Merged with its scalable technology platform, Brim has the largest open loyalty and rewards ecosystem as Brim’s technology stack directly leverages the global payment network. Brim’s Loyalty and Rewards are live at all points of sale globally, both in physical stores and online.  Any merchant can be live and part of the ecosystem in less than 3 minutes.

“Brim’s platform delivers industry-leading payments technology to their customers at an astonishing pace,” Martin Brunelle, Vice-President, Growth, Acquisitions and Development at Desjardins Group.  “Desjardins has earmarked $100 M to invest in technology companies and investment funds who can support our different business units in their digital transformation needs.  We’re very excited to be partnering with Brim.”

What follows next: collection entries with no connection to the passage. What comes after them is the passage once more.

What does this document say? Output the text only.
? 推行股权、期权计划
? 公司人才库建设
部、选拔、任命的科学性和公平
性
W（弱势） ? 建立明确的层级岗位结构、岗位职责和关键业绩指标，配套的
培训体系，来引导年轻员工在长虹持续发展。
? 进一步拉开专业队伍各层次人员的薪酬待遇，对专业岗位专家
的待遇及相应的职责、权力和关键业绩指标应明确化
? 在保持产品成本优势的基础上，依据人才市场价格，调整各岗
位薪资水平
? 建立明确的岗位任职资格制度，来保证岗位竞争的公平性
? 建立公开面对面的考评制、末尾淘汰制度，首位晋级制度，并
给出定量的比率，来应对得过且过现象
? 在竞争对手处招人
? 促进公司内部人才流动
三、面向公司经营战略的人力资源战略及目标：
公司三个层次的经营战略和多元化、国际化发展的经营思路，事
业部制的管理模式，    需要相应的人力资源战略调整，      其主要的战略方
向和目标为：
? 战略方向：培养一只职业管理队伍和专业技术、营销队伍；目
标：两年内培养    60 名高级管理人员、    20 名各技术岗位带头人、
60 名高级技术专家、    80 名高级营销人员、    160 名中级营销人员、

With its platform built entirely from the ground up and directly on the global payment network, Brim is positioned to transform the future of the credit card industry and digital banking products with the world’s largest open loyalty and rewards ecosystem. Brim has notably on-boarded hundreds of merchants to its rewards ecosystem since its launch, and rapid expansion will continue to be a key focus for the company going forward.